In other words, don’t worry about what’s going to happen once you hit your target day. You’ll be a different person then, able to make better choices. But you have to get there first!
That’s ok. You have the ability to make a temporal landmark out of thin air. Look at the calendar and choose a day that works for you. Circle it, name it, and breathe life into it. What was just a normal day on the calendar is now your special, private celebration of all your hard work. Make it real. Request the day off from work. Make plans to get your hands on your favorite food or drink. And if you want to supercharge
Supercharge your temporal landmark with a “do not open until” reward item.

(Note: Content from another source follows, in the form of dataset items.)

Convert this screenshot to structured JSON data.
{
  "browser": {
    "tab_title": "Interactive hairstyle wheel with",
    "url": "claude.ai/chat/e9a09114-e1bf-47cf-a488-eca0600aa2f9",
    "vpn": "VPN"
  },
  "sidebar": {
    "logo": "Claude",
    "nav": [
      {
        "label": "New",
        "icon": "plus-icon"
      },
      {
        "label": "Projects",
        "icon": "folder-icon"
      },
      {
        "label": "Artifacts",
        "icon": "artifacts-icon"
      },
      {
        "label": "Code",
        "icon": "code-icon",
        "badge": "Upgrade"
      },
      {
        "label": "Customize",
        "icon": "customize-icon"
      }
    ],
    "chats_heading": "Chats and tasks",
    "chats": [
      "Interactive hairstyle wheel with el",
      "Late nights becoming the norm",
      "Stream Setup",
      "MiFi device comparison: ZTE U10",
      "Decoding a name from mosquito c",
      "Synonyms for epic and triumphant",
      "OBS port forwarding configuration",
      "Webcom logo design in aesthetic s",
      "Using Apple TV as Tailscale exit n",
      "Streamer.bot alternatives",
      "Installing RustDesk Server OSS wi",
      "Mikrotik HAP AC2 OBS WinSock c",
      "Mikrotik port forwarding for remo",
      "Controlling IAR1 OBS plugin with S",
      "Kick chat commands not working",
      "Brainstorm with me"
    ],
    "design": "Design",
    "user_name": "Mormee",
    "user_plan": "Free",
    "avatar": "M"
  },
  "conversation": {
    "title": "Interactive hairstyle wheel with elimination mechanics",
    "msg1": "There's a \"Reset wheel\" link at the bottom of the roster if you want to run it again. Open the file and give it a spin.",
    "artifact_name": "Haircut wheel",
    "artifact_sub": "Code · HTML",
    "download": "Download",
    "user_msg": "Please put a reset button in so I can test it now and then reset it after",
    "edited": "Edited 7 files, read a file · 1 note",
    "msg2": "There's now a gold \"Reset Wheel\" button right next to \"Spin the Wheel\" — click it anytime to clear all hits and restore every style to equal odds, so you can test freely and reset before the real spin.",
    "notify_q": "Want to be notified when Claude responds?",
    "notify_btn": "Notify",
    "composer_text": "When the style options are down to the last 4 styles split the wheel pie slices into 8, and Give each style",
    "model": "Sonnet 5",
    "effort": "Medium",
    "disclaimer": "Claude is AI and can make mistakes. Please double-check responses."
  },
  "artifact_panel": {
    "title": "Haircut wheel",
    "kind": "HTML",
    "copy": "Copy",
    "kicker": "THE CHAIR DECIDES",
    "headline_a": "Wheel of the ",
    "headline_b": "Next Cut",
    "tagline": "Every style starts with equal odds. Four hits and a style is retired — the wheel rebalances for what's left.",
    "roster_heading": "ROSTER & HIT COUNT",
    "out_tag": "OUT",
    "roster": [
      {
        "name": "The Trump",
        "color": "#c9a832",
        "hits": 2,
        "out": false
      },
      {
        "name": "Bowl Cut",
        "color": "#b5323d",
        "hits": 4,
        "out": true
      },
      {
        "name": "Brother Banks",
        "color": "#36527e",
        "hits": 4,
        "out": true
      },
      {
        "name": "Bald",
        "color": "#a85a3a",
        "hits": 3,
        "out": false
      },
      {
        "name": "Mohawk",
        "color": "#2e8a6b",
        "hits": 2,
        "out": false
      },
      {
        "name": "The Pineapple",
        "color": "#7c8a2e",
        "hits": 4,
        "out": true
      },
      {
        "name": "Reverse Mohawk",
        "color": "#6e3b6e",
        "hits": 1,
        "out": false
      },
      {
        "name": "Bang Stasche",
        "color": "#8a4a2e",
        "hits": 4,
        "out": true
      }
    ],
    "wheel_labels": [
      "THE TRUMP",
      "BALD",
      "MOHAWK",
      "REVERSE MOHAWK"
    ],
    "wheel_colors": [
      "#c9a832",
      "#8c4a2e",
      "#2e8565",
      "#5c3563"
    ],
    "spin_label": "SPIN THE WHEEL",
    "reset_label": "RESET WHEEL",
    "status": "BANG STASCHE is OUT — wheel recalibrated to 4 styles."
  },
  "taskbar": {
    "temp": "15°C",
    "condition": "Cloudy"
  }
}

If you want to make this process even more fun, add a prize into the mix. It’s important that you do this right. A good fitness reward is:
Not too ordinary and not too special.
(Too ordinary and it doesn’t inspire, too special and it becomes distracting.)
Something you can have visually around the house.
(Rewards work best when the item is already there, but wrapped up, under glass, or otherwise unable to be opened. The mind loves concrete prizes that are just beyond reach.)
Something that’s purely for you.
These things are visual and can be put on a shelf in your line of sight. Each time you see the item, you’re reminded of the good times waiting ahead, if you stick to your plan!
Resolutions are hard, especially this year. But by skillfully using temporal landmarks and rewards you can create a substrate that your mind can anchor to. Anyone can hang in for 6-12 weeks, especially with a reward waiting. Make it happen!